Actions can form long-range dependencies over time. For example, an object dropped by a defeated NPC might become a crafting ingredient many steps later. Playing well therefore requires the agent to maintain episodic memory across extended sequences of actions.

Step Rules

Step rules run automatically at the end of every environment step, regardless of what action the agent took. They encode persistent, stateful processes such as:

  • Combat rhythm (NPCs follow their attack pattern during active combat)
  • NPC active attack
  • Death and respawn
  • Tutorial progression
  • Main quest and side quest advancement
  • Dynamic world expansion (generating new areas on the fly)

Many step rules test the agent's memory through indirect, under-specified environmental cues. For instance, enemy NPCs may become stronger during certain in-game hours. These patterns are never explicitly told to the agent; they have to be inferred from accumulated experience.

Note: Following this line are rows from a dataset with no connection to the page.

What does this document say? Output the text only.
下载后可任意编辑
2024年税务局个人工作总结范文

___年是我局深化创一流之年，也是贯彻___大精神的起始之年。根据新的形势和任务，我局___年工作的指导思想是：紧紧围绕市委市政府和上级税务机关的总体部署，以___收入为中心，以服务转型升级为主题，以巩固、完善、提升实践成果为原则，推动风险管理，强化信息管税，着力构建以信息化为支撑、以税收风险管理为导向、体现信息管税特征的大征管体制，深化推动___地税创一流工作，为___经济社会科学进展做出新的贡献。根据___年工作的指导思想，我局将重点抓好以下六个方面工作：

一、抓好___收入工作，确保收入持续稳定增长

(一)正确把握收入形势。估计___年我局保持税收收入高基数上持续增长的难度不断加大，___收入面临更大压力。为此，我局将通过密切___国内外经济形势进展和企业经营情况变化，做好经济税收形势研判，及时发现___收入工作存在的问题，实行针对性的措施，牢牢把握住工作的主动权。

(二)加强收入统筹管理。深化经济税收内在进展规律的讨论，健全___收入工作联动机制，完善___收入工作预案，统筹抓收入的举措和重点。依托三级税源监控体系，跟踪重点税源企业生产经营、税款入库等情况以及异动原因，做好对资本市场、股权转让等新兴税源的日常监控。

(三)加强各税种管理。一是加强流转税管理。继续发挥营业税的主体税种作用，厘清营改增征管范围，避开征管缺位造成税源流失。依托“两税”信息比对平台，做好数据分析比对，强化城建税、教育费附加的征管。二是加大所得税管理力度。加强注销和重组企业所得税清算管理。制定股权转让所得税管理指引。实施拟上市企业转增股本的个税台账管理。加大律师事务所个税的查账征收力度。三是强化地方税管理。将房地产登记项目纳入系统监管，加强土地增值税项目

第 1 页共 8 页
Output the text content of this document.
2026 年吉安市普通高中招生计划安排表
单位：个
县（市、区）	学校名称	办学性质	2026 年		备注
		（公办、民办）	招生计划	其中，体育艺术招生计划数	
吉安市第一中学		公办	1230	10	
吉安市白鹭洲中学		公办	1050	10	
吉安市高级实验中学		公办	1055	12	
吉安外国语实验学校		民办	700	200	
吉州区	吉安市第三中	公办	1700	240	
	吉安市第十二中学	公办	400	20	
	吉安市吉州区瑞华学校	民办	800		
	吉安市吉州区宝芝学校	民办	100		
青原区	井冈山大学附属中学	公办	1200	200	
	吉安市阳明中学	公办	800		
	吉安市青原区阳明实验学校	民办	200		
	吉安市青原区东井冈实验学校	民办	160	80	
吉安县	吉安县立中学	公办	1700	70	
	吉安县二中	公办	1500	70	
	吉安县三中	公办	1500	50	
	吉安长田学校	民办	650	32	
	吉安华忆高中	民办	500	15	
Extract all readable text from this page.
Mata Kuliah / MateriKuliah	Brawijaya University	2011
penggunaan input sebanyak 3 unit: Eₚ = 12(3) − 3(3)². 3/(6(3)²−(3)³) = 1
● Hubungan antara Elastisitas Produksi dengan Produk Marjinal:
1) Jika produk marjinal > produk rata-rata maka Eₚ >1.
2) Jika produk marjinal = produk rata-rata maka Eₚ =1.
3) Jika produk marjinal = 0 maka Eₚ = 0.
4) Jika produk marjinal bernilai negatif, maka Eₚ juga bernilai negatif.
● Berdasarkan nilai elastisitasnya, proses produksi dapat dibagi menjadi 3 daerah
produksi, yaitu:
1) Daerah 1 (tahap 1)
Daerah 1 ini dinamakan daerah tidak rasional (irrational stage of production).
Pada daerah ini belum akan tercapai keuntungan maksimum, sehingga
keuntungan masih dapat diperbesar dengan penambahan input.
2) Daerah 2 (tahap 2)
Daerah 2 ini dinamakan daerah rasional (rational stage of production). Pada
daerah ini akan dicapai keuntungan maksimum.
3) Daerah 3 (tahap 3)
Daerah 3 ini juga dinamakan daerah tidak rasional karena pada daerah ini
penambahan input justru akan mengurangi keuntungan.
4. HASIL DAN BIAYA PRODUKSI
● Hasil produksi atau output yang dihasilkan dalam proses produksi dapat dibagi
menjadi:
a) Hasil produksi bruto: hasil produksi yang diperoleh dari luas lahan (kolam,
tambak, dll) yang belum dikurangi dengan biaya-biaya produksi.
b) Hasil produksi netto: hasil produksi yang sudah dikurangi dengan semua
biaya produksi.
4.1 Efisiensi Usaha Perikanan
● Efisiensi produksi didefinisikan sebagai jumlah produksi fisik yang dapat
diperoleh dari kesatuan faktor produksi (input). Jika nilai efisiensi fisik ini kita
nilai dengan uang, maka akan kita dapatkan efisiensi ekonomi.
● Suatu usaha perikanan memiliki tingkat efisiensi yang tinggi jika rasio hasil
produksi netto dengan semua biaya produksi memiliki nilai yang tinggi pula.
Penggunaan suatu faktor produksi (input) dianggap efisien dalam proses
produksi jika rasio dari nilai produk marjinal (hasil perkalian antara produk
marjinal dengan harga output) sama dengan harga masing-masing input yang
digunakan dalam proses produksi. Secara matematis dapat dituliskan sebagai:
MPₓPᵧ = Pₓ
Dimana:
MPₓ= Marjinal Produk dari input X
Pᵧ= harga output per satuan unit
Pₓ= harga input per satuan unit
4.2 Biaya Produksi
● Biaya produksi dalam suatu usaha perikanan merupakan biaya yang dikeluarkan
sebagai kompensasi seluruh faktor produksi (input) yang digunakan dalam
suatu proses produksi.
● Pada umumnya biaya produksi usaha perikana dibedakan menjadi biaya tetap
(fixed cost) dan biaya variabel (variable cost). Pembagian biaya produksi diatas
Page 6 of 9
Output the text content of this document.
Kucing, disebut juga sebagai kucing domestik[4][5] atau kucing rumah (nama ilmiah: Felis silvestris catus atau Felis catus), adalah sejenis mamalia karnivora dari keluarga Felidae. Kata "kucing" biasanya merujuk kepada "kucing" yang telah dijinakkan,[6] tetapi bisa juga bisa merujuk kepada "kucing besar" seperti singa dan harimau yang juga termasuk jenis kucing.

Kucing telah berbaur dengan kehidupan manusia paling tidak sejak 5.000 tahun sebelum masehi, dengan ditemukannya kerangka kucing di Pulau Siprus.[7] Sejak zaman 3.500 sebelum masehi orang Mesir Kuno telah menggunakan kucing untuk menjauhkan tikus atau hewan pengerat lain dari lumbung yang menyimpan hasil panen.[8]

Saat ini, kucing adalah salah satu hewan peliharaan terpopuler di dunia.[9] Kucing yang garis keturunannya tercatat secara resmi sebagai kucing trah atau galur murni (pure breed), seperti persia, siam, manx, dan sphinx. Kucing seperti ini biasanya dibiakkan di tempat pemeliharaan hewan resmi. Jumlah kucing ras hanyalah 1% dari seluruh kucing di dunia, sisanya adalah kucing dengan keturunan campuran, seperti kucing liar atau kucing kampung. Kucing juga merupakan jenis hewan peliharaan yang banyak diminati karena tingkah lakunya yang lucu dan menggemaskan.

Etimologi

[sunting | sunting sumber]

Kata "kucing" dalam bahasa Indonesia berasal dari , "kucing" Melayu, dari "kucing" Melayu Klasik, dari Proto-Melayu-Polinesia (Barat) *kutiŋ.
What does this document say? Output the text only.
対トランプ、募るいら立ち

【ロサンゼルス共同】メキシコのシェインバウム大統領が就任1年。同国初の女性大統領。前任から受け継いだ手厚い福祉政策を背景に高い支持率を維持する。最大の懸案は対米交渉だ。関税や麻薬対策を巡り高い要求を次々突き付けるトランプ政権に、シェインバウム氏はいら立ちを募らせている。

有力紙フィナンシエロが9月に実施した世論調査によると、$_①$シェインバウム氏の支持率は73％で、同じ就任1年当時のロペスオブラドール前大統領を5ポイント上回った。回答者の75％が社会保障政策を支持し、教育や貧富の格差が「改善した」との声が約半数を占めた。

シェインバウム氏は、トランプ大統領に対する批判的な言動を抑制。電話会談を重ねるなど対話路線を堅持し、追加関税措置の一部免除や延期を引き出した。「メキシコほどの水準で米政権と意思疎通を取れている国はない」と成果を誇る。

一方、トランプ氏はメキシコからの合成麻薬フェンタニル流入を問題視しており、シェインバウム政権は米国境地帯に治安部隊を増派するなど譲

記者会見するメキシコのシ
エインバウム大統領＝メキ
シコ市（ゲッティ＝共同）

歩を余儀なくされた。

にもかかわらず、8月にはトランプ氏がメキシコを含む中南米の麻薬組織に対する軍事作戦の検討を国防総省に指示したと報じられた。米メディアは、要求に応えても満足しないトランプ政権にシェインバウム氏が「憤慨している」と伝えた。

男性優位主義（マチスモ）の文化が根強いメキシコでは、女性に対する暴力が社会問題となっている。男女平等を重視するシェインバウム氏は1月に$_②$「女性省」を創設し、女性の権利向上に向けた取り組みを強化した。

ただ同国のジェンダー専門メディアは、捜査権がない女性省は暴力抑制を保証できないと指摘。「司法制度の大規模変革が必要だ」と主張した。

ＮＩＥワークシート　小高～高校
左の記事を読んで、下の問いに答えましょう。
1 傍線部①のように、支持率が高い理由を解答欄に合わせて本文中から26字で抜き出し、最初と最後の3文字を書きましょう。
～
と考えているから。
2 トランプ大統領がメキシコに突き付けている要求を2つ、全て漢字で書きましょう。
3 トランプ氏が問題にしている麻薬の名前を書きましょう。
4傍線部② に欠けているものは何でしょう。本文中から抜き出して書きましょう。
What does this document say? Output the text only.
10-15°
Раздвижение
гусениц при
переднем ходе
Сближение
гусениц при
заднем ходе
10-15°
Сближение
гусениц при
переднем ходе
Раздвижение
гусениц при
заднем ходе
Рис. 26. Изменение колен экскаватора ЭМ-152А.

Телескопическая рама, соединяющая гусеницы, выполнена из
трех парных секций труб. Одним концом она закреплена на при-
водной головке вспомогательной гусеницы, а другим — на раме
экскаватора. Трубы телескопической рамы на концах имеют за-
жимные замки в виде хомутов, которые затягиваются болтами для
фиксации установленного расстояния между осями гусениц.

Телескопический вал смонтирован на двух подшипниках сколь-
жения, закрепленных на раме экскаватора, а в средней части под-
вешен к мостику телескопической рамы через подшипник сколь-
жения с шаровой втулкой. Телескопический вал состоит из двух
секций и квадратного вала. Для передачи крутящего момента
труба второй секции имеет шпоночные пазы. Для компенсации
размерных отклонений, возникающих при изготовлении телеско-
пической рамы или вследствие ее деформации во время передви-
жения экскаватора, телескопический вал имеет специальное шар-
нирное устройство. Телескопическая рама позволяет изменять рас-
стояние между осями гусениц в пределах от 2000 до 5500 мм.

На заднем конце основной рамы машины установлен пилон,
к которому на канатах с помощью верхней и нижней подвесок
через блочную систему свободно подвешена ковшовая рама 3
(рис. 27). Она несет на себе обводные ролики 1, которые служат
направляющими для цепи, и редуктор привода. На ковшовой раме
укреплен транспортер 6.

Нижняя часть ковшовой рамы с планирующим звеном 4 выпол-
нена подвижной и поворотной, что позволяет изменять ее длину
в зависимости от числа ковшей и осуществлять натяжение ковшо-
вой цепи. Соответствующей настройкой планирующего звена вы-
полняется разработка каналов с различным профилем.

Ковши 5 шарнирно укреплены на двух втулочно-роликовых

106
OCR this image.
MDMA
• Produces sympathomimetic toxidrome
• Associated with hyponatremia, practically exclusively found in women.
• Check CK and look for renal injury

Deterministic and Stochastic Transitions

Unlike environments that rely purely on deterministic rules, AgentOdyssey supports both deterministic and stochastic state transitions. Some action rules succeed with a defined probability (e.g. lock-picking), and some step rules introduce random events (e.g. spawning an NPC near the agent at midnight with a 50% chance). This means agents cannot simply memorize outcomes; they need to reason under uncertainty.

Goals

Goals in AgentOdyssey are formulated as quests, each providing textual cues to guide the agent and delivering feedback and rewards upon completion.

Main Quests

Main quests form a linear chain of objectives with temporal dependencies: each stage can only be completed after the previous one is done, creating a coherent storyline. They are implemented as a step rule that tracks progress through the quest stages.

Side Quests

Side quests are independent tasks with no preconditions. They can be picked up and completed in any order at any time. Quest-giver NPCs assign these tasks to the agent during dialogue. They are also implemented as a step rule.

Rewards

The reward signal is multi-component. Each component captures a different aspect of the agent's progress:

ComponentWhat it measures
QuestNumber of completed main quest stages
Side questNumber of completed side quests
ExplorationNumber of newly visited areas
CraftNumber of unique object types crafted
DefeatNumber of unique NPCs defeated; two NPCs with the same type but various levels are two unique NPCs
TradeNumber of unique object types traded
DeathAgent death count (penalty)

Each component also contributes to an XP total that drives the agent's leveling system. Leveling up increases the agent's max HP and base attack power.